The most natural response that we all tend to prefer would be to run away. We try to minimize, control, or get over the pain. But the problem we face in our suffering is not that we need to figure out how to get over the pain, it is that we need to learn to see Christ in the midst of the pain. The natural response to pain and suffering is to run. And so we look for a series of tips on how to cope or try to find ways to just, “have more faith” in hopes that God will remove our suffering or we even try to figure out the reason behind our suffering as though we might find some hidden will of God that will make our pain stop being painful.
But when we look at the Scriptures and we encounter pain and suffering, what do we see Jesus do?
His friend Lazarus dies, and he starts crying.
Jesus doesn’t begin consoling friends and family with a sermon and encouraging them that “It was their time” or “God has a reason for everything.” He doesn’t begin to explain that there was some bigger picture going on. No, he’s honest. He cries. He cries because it sucks. His friend died. And his friend’s family is upset.

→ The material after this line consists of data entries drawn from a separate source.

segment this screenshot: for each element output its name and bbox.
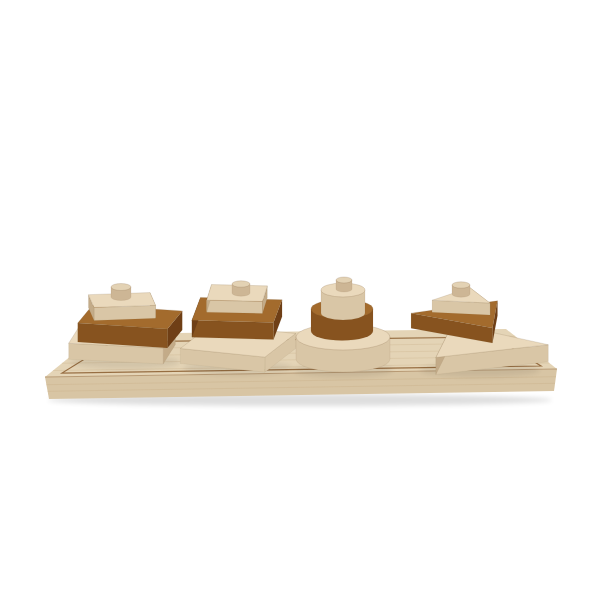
stack-circles — [296, 277, 390, 372]
stack-squares — [180, 281, 295, 372]
photo-stage — [0, 0, 600, 600]
peg-knob-triangles — [452, 282, 470, 297]
stack-rectangles — [69, 284, 183, 364]
peg-knob-squares — [232, 281, 250, 296]
peg-knob-rectangles — [111, 284, 131, 301]
peg-knob-circles — [336, 277, 352, 292]
stacking-toy-photo — [0, 0, 600, 600]
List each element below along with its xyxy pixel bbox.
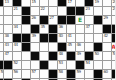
block-cell-r9c6 (49, 79, 57, 80)
clue-number: 42 (104, 34, 108, 38)
cell-r4c8[interactable]: 41 (67, 34, 75, 42)
clue-number: 29 (104, 16, 108, 20)
cell-r0c13[interactable]: 20 (112, 0, 115, 6)
clue-number: 19 (95, 0, 99, 4)
block-cell-r9c1 (4, 79, 12, 80)
cell-r2c1[interactable] (4, 16, 12, 24)
block-cell-r7c5 (40, 61, 48, 69)
cell-r8c1[interactable] (4, 70, 12, 78)
cell-r0c8[interactable]: 17 (67, 0, 75, 6)
block-cell-r5c3 (22, 43, 30, 51)
cell-r9c4[interactable] (31, 79, 39, 80)
cell-r3c1[interactable] (4, 25, 12, 33)
cell-r6c11[interactable]: 50 (94, 52, 102, 60)
block-cell-r1c3 (22, 7, 30, 15)
cell-r3c0[interactable] (0, 25, 3, 33)
clue-number: 43 (5, 43, 9, 47)
cell-r9c10[interactable] (85, 79, 93, 80)
block-cell-r0c10 (85, 0, 93, 6)
clue-number: 38 (5, 34, 9, 38)
cell-r3c8[interactable] (67, 25, 75, 33)
cell-r3c2[interactable]: 34 (13, 25, 21, 33)
block-cell-r2c5 (40, 16, 48, 24)
cell-r0c11[interactable]: 19 (94, 0, 102, 6)
clue-number: 52 (14, 61, 18, 65)
cell-r0c12[interactable] (103, 0, 111, 6)
clue-number: 15 (32, 0, 36, 4)
cell-r5c6[interactable] (49, 43, 57, 51)
block-cell-r8c13 (112, 70, 115, 78)
block-cell-r4c6 (49, 34, 57, 42)
cell-r5c0[interactable] (0, 43, 3, 51)
cell-r2c6[interactable]: 27 (49, 16, 57, 24)
crossword-grid: 1315171920212223242627E29343536373839404… (0, 0, 115, 80)
cell-r5c9[interactable]: 46 (76, 43, 84, 51)
block-cell-r5c11 (94, 43, 102, 51)
clue-number: 39 (32, 34, 36, 38)
clue-number: 48 (59, 52, 63, 56)
cell-r7c10[interactable]: 54 (85, 61, 93, 69)
cell-r7c6[interactable] (49, 61, 57, 69)
cell-r7c4[interactable] (31, 61, 39, 69)
block-cell-r3c13 (112, 25, 115, 33)
clue-number: 40 (59, 34, 63, 38)
cell-r1c5[interactable]: 22 (40, 7, 48, 15)
cell-r6c12[interactable] (103, 52, 111, 60)
cell-r5c13[interactable]: A (112, 43, 115, 51)
cell-r2c2[interactable] (13, 16, 21, 24)
cell-r9c12[interactable] (103, 79, 111, 80)
clue-number: 53 (59, 61, 63, 65)
clue-number: 36 (59, 25, 63, 29)
cell-r6c9[interactable]: 49 (76, 52, 84, 60)
cell-r6c3[interactable] (22, 52, 30, 60)
cell-r1c6[interactable] (49, 7, 57, 15)
cell-r9c7[interactable] (58, 79, 66, 80)
cell-r0c3[interactable] (22, 0, 30, 6)
block-cell-r7c1 (4, 61, 12, 69)
block-cell-r5c7 (58, 43, 66, 51)
clue-number: 45 (68, 43, 72, 47)
block-cell-r3c6 (49, 25, 57, 33)
cell-r9c13[interactable] (112, 79, 115, 80)
block-cell-r2c7 (58, 16, 66, 24)
block-cell-r6c10 (85, 52, 93, 60)
clue-number: 46 (77, 43, 81, 47)
cell-r4c10[interactable] (85, 34, 93, 42)
cell-r1c2[interactable]: 21 (13, 7, 21, 15)
block-cell-r2c11 (94, 16, 102, 24)
clue-number: 22 (41, 7, 45, 11)
cell-r2c12[interactable]: 29 (103, 16, 111, 24)
clue-number: 37 (86, 25, 90, 29)
clue-number: 47 (5, 52, 9, 56)
cell-r2c13[interactable] (112, 16, 115, 24)
filled-letter-correct: E (76, 16, 84, 24)
cell-r7c13[interactable] (112, 61, 115, 69)
cell-r7c12[interactable] (103, 61, 111, 69)
cell-r7c11[interactable] (94, 61, 102, 69)
cell-r8c4[interactable]: 57 (31, 70, 39, 78)
cell-r6c2[interactable] (13, 52, 21, 60)
cell-r6c13[interactable]: 51 (112, 52, 115, 60)
cell-r5c10[interactable] (85, 43, 93, 51)
clue-number: 60 (104, 70, 108, 74)
cell-r1c11[interactable] (94, 7, 102, 15)
cell-r5c1[interactable]: 43 (4, 43, 12, 51)
clue-number: 57 (32, 70, 36, 74)
cell-r0c5[interactable] (40, 0, 48, 6)
cell-r3c9[interactable] (76, 25, 84, 33)
cell-r0c1[interactable]: 13 (4, 0, 12, 6)
block-cell-r9c8 (67, 79, 75, 80)
block-cell-r1c8 (67, 7, 75, 15)
block-cell-r0c0 (0, 0, 3, 6)
cell-r6c5[interactable] (40, 52, 48, 60)
cell-r0c4[interactable]: 15 (31, 0, 39, 6)
cell-r8c12[interactable]: 60 (103, 70, 111, 78)
cell-r6c1[interactable]: 47 (4, 52, 12, 60)
clue-number: 27 (50, 16, 54, 20)
cell-r1c1[interactable] (4, 7, 12, 15)
cell-r8c2[interactable]: 56 (13, 70, 21, 78)
cell-r8c0[interactable]: 55 (0, 70, 3, 78)
cell-r3c11[interactable] (94, 25, 102, 33)
clue-number: 58 (59, 70, 63, 74)
block-cell-r2c8 (67, 16, 75, 24)
cell-r7c3[interactable] (22, 61, 30, 69)
block-cell-r6c4 (31, 52, 39, 60)
clue-number: 44 (14, 43, 18, 47)
block-cell-r8c11 (94, 70, 102, 78)
block-cell-r1c9 (76, 7, 84, 15)
cell-r1c4[interactable] (31, 7, 39, 15)
clue-number: 56 (14, 70, 18, 74)
cell-r7c7[interactable]: 53 (58, 61, 66, 69)
cell-r9c2[interactable] (13, 79, 21, 80)
cell-r2c4[interactable]: 26 (31, 16, 39, 24)
clue-number: 51 (113, 52, 116, 56)
clue-number: 35 (41, 25, 45, 29)
clue-number: 24 (113, 7, 116, 11)
clue-number: 50 (95, 52, 99, 56)
block-cell-r4c13 (112, 34, 115, 42)
cell-r9c5[interactable] (40, 79, 48, 80)
clue-number: 26 (32, 16, 36, 20)
cell-r4c12[interactable]: 42 (103, 34, 111, 42)
clue-number: 41 (68, 34, 72, 38)
block-cell-r6c8 (67, 52, 75, 60)
cell-r6c7[interactable]: 48 (58, 52, 66, 60)
cell-r7c8[interactable] (67, 61, 75, 69)
cell-r3c7[interactable]: 36 (58, 25, 66, 33)
block-cell-r4c2 (13, 34, 21, 42)
block-cell-r0c2 (13, 0, 21, 6)
cell-r0c9[interactable] (76, 0, 84, 6)
cell-r3c10[interactable]: 37 (85, 25, 93, 33)
block-cell-r4c5 (40, 34, 48, 42)
clue-number: 17 (68, 0, 72, 4)
cell-r1c13[interactable]: 24 (112, 7, 115, 15)
clue-number: 49 (77, 52, 81, 56)
cell-r1c10[interactable]: 23 (85, 7, 93, 15)
cell-r4c0[interactable] (0, 34, 3, 42)
clue-number: 13 (5, 0, 9, 4)
crossword-app-screen: 1315171920212223242627E29343536373839404… (0, 0, 115, 80)
cell-r8c7[interactable]: 58 (58, 70, 66, 78)
filled-letter-incorrect: A (112, 43, 115, 51)
cell-r0c6[interactable] (49, 0, 57, 6)
block-cell-r6c6 (49, 52, 57, 60)
cell-r4c1[interactable]: 38 (4, 34, 12, 42)
clue-number: 59 (77, 70, 81, 74)
cell-r3c5[interactable]: 35 (40, 25, 48, 33)
cell-r6c0[interactable] (0, 52, 3, 60)
block-cell-r7c0 (0, 61, 3, 69)
cell-r1c0[interactable] (0, 7, 3, 15)
cell-r4c9[interactable] (76, 34, 84, 42)
cell-r2c0[interactable] (0, 16, 3, 24)
cell-r1c12[interactable] (103, 7, 111, 15)
clue-number: 55 (1, 70, 4, 74)
block-cell-r9c11 (94, 79, 102, 80)
cell-r4c11[interactable] (94, 34, 102, 42)
block-cell-r9c0 (0, 79, 3, 80)
cell-r8c9[interactable]: 59 (76, 70, 84, 78)
clue-number: 54 (86, 61, 90, 65)
cell-r5c4[interactable] (31, 43, 39, 51)
cell-r9c9[interactable] (76, 79, 84, 80)
cell-r5c2[interactable]: 44 (13, 43, 21, 51)
block-cell-r0c7 (58, 0, 66, 6)
cell-r2c10[interactable] (85, 16, 93, 24)
cell-r3c3[interactable] (22, 25, 30, 33)
block-cell-r7c9 (76, 61, 84, 69)
cell-r4c4[interactable]: 39 (31, 34, 39, 42)
block-cell-r3c4 (31, 25, 39, 33)
cell-r8c10[interactable] (85, 70, 93, 78)
cell-r5c12[interactable] (103, 43, 111, 51)
block-cell-r8c8 (67, 70, 75, 78)
clue-number: 34 (14, 25, 18, 29)
block-cell-r8c6 (49, 70, 57, 78)
clue-number: 20 (113, 0, 116, 4)
block-cell-r9c3 (22, 79, 30, 80)
clue-number: 23 (86, 7, 90, 11)
block-cell-r3c12 (103, 25, 111, 33)
cell-r8c5[interactable] (40, 70, 48, 78)
clue-number: 21 (14, 7, 18, 11)
cell-r5c8[interactable]: 45 (67, 43, 75, 51)
cell-r7c2[interactable]: 52 (13, 61, 21, 69)
cell-r8c3[interactable] (22, 70, 30, 78)
block-cell-r2c3 (22, 16, 30, 24)
cell-r5c5[interactable] (40, 43, 48, 51)
cell-r2c9[interactable]: E (76, 16, 84, 24)
cell-r1c7[interactable] (58, 7, 66, 15)
cell-r4c7[interactable]: 40 (58, 34, 66, 42)
block-cell-r4c3 (22, 34, 30, 42)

And Jesus does the same in the midst of our suffering.
He weeps with us at the graveside. He cries with us as we sign the papers. He sits alongside of you as you mourn the broken heart. And he stands next to you as you hear the bad news. This is why it is so significant when Jesus says, “And surely I will be with you always.”
Because he is with us always.
In the joys and the pains. At the celebrations and the funerals. At the births and the deaths. In the good and the bad.
Being with us doesn’t remove the suffering. But it gives us hope in the midst of it. Hope that even in the midst of the pain and with a lack of answers you are not alone. Hope that God is with you in the most difficult moments of life.
Life is hard. But remember, you’re not in this alone.